View Full Version : Elbows

28th February 2003, 09:36
I was taught a techninque where, while you guard your head, you use you elbows to grind into your opponents thighs. This was to make him relax his leg hold on you and thus enable you to pass the guard.

Though this worked on my, being the little girly man that i am, on my class mates that actually had more muscle and stuff then me, it did nothing.

What other ways are there?


Budoka 34
28th February 2003, 11:24

Being a "little girly man" to, I can tell you don't give up on the technique.
Instead try posting one elbow next to his "manparts" at the base of the leg and then on the opposite leg drive slowly with the other elbow just below his knee. By the time you hit his mid thigh he should loosen up. Then just shoot the arm through and throw the leg off.

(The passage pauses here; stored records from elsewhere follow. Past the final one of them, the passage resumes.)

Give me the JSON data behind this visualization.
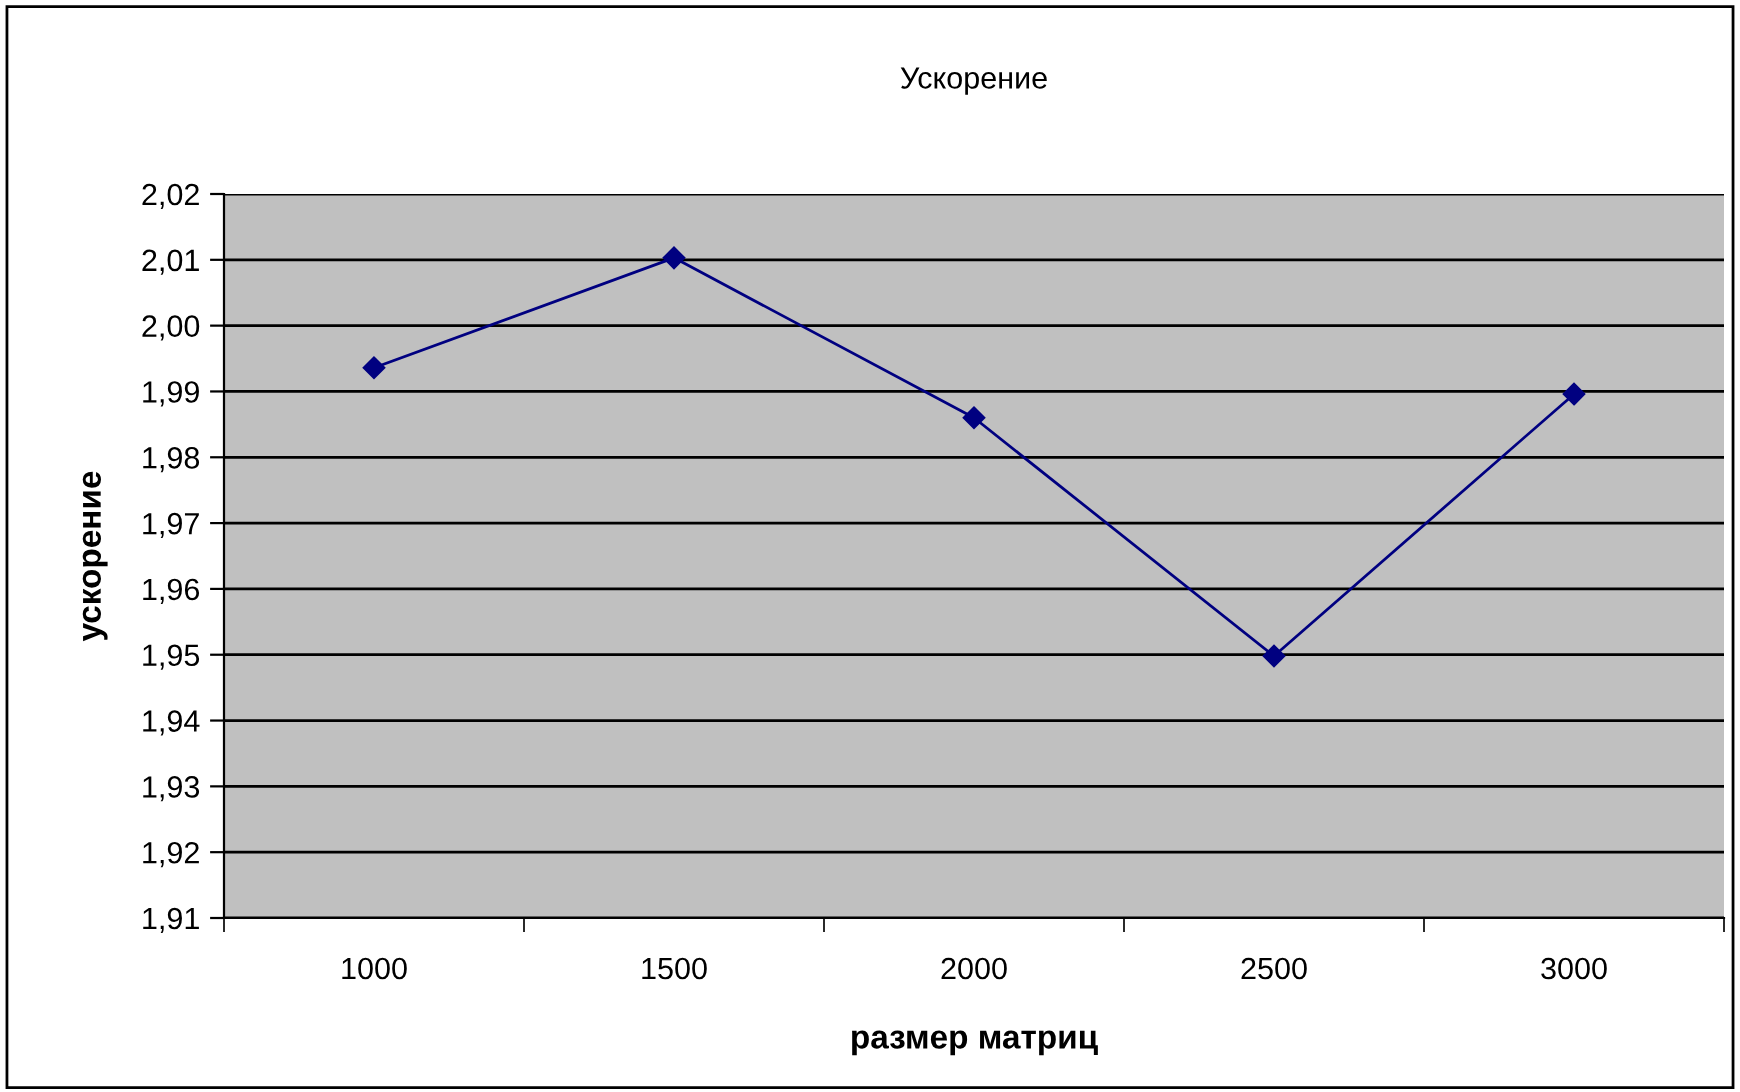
{
  "chart_data": {
    "type": "line",
    "title": "Ускорение",
    "xlabel": "размер матриц",
    "ylabel": "ускорение",
    "categories": [
      "1000",
      "1500",
      "2000",
      "2500",
      "3000"
    ],
    "series": [
      {
        "color": "#000080",
        "values": [
          1.9936,
          2.0103,
          1.986,
          1.9498,
          1.9896
        ]
      }
    ],
    "ylim": [
      1.91,
      2.02
    ],
    "yticks": [
      {
        "value": 1.91,
        "label": "1,91"
      },
      {
        "value": 1.92,
        "label": "1,92"
      },
      {
        "value": 1.93,
        "label": "1,93"
      },
      {
        "value": 1.94,
        "label": "1,94"
      },
      {
        "value": 1.95,
        "label": "1,95"
      },
      {
        "value": 1.96,
        "label": "1,96"
      },
      {
        "value": 1.97,
        "label": "1,97"
      },
      {
        "value": 1.98,
        "label": "1,98"
      },
      {
        "value": 1.99,
        "label": "1,99"
      },
      {
        "value": 2.0,
        "label": "2,00"
      },
      {
        "value": 2.01,
        "label": "2,01"
      },
      {
        "value": 2.02,
        "label": "2,02"
      }
    ],
    "grid": "y",
    "marker": "diamond",
    "line_style": "solid",
    "legend": false
  }
}
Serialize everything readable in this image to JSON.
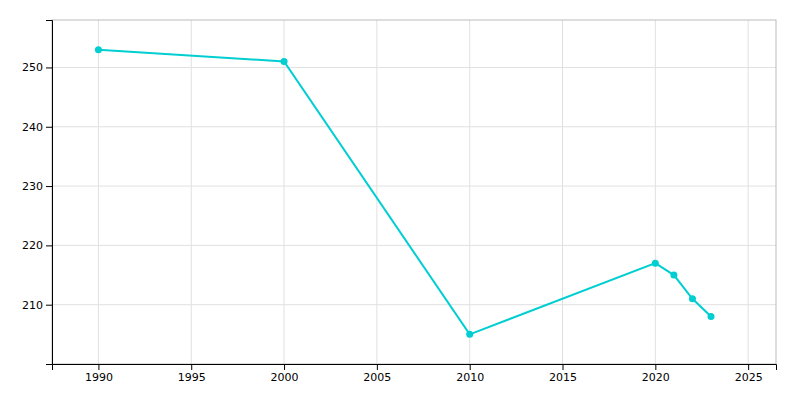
{
  "chart_data": {
    "type": "line",
    "x": [
      1990,
      2000,
      2010,
      2020,
      2021,
      2022,
      2023
    ],
    "values": [
      253,
      251,
      205,
      217,
      215,
      211,
      208
    ],
    "color": "#00CED1",
    "marker": "circle",
    "xlim": [
      1987.5,
      2026.5
    ],
    "ylim": [
      200,
      258
    ],
    "xticks": [
      1990,
      1995,
      2000,
      2005,
      2010,
      2015,
      2020,
      2025
    ],
    "yticks": [
      210,
      220,
      230,
      240,
      250
    ],
    "grid": true
  }
}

Watch out for the triangle choke! I have one partner who loves to act like he's in great pain, then he shoots the triangle and crunches my head!:eek:

Hope it helps.

The Gracie guys I've rolled with have several variations on this theme. OUCH!:D


Ed Beneville
3rd March 2003, 05:56
There are a lot of other ways. We cover some of them in the book. One very good way is involves wedging your knee into the opponent's tailbone while holding down the hips.

Do you know any from standing? Those are effective also.

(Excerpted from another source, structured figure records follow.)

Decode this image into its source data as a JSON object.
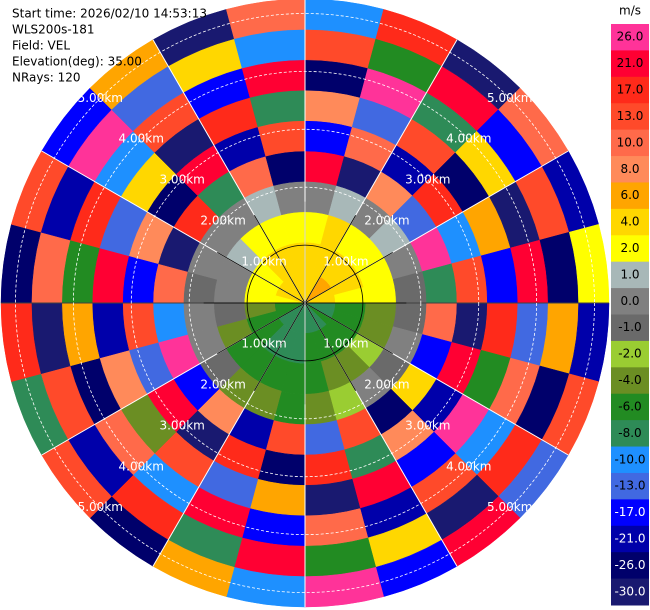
{
  "chart_data": {
    "type": "polar",
    "header": [
      "Start time: 2026/02/10 14:53:13",
      "WLS200s-181",
      "Field: VEL",
      "Elevation(deg): 35.00",
      "NRays: 120"
    ],
    "rlim": [
      0,
      5.25
    ],
    "range_rings": [
      {
        "value": 1,
        "label": "1.00km"
      },
      {
        "value": 2,
        "label": "2.00km"
      },
      {
        "value": 3,
        "label": "3.00km"
      },
      {
        "value": 4,
        "label": "4.00km"
      },
      {
        "value": 5,
        "label": "5.00km"
      }
    ],
    "values": [
      [
        5,
        4,
        3,
        0,
        21,
        -17,
        8,
        -26,
        13,
        -10
      ],
      [
        5,
        4,
        4,
        1,
        -30,
        12,
        -13,
        26,
        -6,
        17
      ],
      [
        6,
        5,
        3,
        0,
        9,
        -21,
        15,
        -8,
        24,
        -30
      ],
      [
        6,
        4,
        3,
        1,
        -13,
        19,
        -26,
        4,
        -17,
        10
      ],
      [
        5,
        4,
        2,
        0,
        26,
        -10,
        6,
        -30,
        13,
        -21
      ],
      [
        5,
        3,
        2,
        -1,
        -8,
        14,
        -17,
        22,
        -26,
        3
      ],
      [
        -7,
        -5,
        -3,
        -1,
        11,
        -30,
        18,
        -13,
        7,
        -21
      ],
      [
        -7,
        -5,
        -3,
        0,
        -17,
        24,
        -6,
        12,
        -26,
        15
      ],
      [
        -6,
        -5,
        -2,
        -1,
        4,
        -21,
        26,
        -10,
        19,
        -13
      ],
      [
        -7,
        -6,
        -3,
        0,
        -26,
        9,
        -17,
        14,
        -30,
        21
      ],
      [
        -7,
        -6,
        -4,
        -2,
        16,
        -8,
        23,
        -21,
        5,
        -17
      ],
      [
        -8,
        -6,
        -5,
        -3,
        -13,
        20,
        -30,
        10,
        -6,
        26
      ],
      [
        -8,
        -7,
        -6,
        -5,
        13,
        -26,
        7,
        -17,
        22,
        -10
      ],
      [
        -8,
        -7,
        -6,
        -3,
        -21,
        17,
        -13,
        25,
        -8,
        6
      ],
      [
        -7,
        -7,
        -6,
        -4,
        8,
        -30,
        14,
        -10,
        18,
        -26
      ],
      [
        -7,
        -6,
        -5,
        -1,
        -17,
        23,
        -4,
        11,
        -21,
        13
      ],
      [
        -6,
        -5,
        -4,
        0,
        26,
        -13,
        9,
        -26,
        15,
        -8
      ],
      [
        -5,
        -3,
        -1,
        0,
        -10,
        16,
        -21,
        6,
        -30,
        20
      ],
      [
        3,
        2,
        0,
        -1,
        12,
        -17,
        24,
        -6,
        10,
        -26
      ],
      [
        4,
        3,
        0,
        0,
        -30,
        8,
        -13,
        19,
        -21,
        14
      ],
      [
        5,
        3,
        1,
        0,
        17,
        -26,
        5,
        -10,
        26,
        -17
      ],
      [
        5,
        4,
        3,
        0,
        -8,
        21,
        -30,
        13,
        -13,
        7
      ],
      [
        5,
        4,
        3,
        1,
        10,
        -21,
        18,
        -17,
        4,
        -30
      ],
      [
        5,
        4,
        3,
        0,
        -26,
        15,
        -8,
        22,
        -10,
        11
      ]
    ],
    "colorbar": {
      "unit": "m/s",
      "ticks": [
        {
          "value": 26,
          "label": "26.0"
        },
        {
          "value": 21,
          "label": "21.0"
        },
        {
          "value": 17,
          "label": "17.0"
        },
        {
          "value": 13,
          "label": "13.0"
        },
        {
          "value": 10,
          "label": "10.0"
        },
        {
          "value": 8,
          "label": "8.0"
        },
        {
          "value": 6,
          "label": "6.0"
        },
        {
          "value": 4,
          "label": "4.0"
        },
        {
          "value": 2,
          "label": "2.0"
        },
        {
          "value": 1,
          "label": "1.0"
        },
        {
          "value": 0,
          "label": "0.0"
        },
        {
          "value": -1,
          "label": "-1.0"
        },
        {
          "value": -2,
          "label": "-2.0"
        },
        {
          "value": -4,
          "label": "-4.0"
        },
        {
          "value": -6,
          "label": "-6.0"
        },
        {
          "value": -8,
          "label": "-8.0"
        },
        {
          "value": -10,
          "label": "-10.0"
        },
        {
          "value": -13,
          "label": "-13.0"
        },
        {
          "value": -17,
          "label": "-17.0"
        },
        {
          "value": -21,
          "label": "-21.0"
        },
        {
          "value": -26,
          "label": "-26.0"
        },
        {
          "value": -30,
          "label": "-30.0"
        }
      ],
      "colors": [
        "#ff3399",
        "#ff0033",
        "#ff2a1a",
        "#ff4a2a",
        "#ff6a4a",
        "#ff8a5a",
        "#ffa500",
        "#ffd700",
        "#ffff00",
        "#a8b8b8",
        "#808080",
        "#6a6a6a",
        "#9acd32",
        "#6b8e23",
        "#228b22",
        "#2e8b57",
        "#1e90ff",
        "#4169e1",
        "#0000ff",
        "#0000aa",
        "#00006b",
        "#191970"
      ]
    }
  }
}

Against beginners try standing and attacking with a thrusting type choke. When the opponent opens his feet to push you away, make sure they stay open.


4th March 2003, 06:21
Yeah...my sensei taught me to stand up quickly and either use one hand to unluck the ankles or put pressure on the opponent.

Any tricks or tips to training by yourself?? Thats sorta of a contridiction...but when no one is interested and the schools too pricey.....options become limited.


Ed Beneville
5th March 2003, 06:18

First off, and since this forum is premised on our book, check out the drills in the back of "Passing the Guard."

Other good stuff for training solo includes can be found on the "Ginastica Natural" tapes and Scott Shonnen's "Grappler's Toolbox," especially the first volume. I like the latter because it is in english, and Shonnen has some interesting information.

A lot of very good black belts are into the Ginastica Natural tapes. The routines involve a lot of animal movement type exercises.